SARU: In 1776, we had a Declaration of Independence to break away from a colonial empire. In 2026, we’re in a different place as a country. We don’t need to declare independence from an empire or a colonizer; instead, we need to acknowledge that we are now the colonizer and declare our interdependence with each other and people around the world. This moment calls for a shift from the narrative of polarization to one of unity.

We’ve been told repeatedly that we are too polarized to accomplish anything. But most of us believe in our interdependence. We believe in living wages, a sustainable planet, and safe schools for our children. We believe everyone deserves a good life.

Rather than having a small group of people dictate what we need for the next 250 years, we decided to co-create a new declaration with input from as many people as possible. A Declaration of Interdependence must include everyone’s voice. We’ve already started this process, and Linda will share the first steps we’ve taken. We’ve been working with base-building groups across the country to hold listening sessions and gather feedback on our top values and what we want in a new declaration.

This collaborative effort involves co-convening, co-authoring, and preparing to launch the new declaration next year, leading up to the 250th anniversary in 2026. We kicked off this initiative with a major convening last year.

LINDA: What’s beautiful about this project is the involvement of organizers—people who bring others together. When this declaration is revealed to the world in the next year or year and a half, you’ll see who’s behind it. These are people who look like you, who feel like you, and who live the way you live. We’ve been intentional about including groups that organize others, not just individuals. For example, it’s not just a Muslim person participating, but a Muslim who organizes other Muslims. This ensures we reach entire communities.

The room included Black-led organizations from the South, statewide issue-based organizations, South Asians, Asian Americans, workers, LGBTQ organizations, youth organizations, climate activists, Jewish organizations, Sikh organizations, and more.

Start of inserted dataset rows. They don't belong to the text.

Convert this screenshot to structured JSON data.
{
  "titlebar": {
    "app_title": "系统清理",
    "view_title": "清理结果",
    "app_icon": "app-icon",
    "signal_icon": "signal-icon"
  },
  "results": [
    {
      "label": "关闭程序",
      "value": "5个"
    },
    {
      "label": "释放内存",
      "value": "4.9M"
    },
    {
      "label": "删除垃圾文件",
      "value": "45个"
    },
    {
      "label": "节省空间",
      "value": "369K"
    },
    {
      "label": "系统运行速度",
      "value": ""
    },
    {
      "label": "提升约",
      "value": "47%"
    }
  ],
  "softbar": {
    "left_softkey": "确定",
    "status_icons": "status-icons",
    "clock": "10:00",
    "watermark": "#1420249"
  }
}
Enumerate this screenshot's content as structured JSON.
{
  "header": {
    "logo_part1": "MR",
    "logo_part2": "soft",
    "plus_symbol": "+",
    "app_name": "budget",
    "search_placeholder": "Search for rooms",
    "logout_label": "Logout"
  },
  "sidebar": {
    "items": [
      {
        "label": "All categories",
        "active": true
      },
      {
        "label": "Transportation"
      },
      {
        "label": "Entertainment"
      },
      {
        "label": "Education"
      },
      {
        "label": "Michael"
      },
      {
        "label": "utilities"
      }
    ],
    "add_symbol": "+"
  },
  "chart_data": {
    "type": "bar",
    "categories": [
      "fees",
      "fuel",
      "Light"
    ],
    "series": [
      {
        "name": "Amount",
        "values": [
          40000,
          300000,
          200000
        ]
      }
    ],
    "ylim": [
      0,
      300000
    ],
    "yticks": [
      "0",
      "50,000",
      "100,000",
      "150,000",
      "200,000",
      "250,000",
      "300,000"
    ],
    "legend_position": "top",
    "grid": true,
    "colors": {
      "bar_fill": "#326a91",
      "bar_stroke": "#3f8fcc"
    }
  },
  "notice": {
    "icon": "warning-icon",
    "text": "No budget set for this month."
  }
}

We aimed to be as representative as possible, geographically too, so we included people from the East and West Coasts, the Deep South—like Alabama and Mississippi—the Midwest, and the Pacific Northwest. This way, no one can say they were left out of the process.

We held a convening in Detroit, one of my favorite cities in America. It was a beautiful experience to have all those groups together. I’ve been to many convenings, and there was something uniquely powerful about that space. It was inspirational; people were crying. The participants, all from marginalized communities or working on issues impacting these communities, are usually focused on immediate fights—abortion rights, immigrant rights, and so on. But here, we asked them to envision something for 250 years from now, even though we won’t be around then. This allowed them to think about what they want to leave behind.

When people look back at the 250th anniversary, we want them to see that a group representing millions in this country proposed a new vision. One that includes all of us and fulfills the ideals upon which this country was founded, making it truly the greatest nation on Earth. This process involves using universal language that brings us together.

We’re rejecting the intellectual left’s tendency to use jargon that not everyone understands. Instead, we’re focusing on universal values—dignity, respect, inclusion—words that resonate with everyone. This approach ensures our message reaches people with multiple degrees as well as those in our communities who may not have formal education or for whom English is a second or third language. We want the final declaration to be truly reflective of and accessible to anyone who reads it, regardless of their background.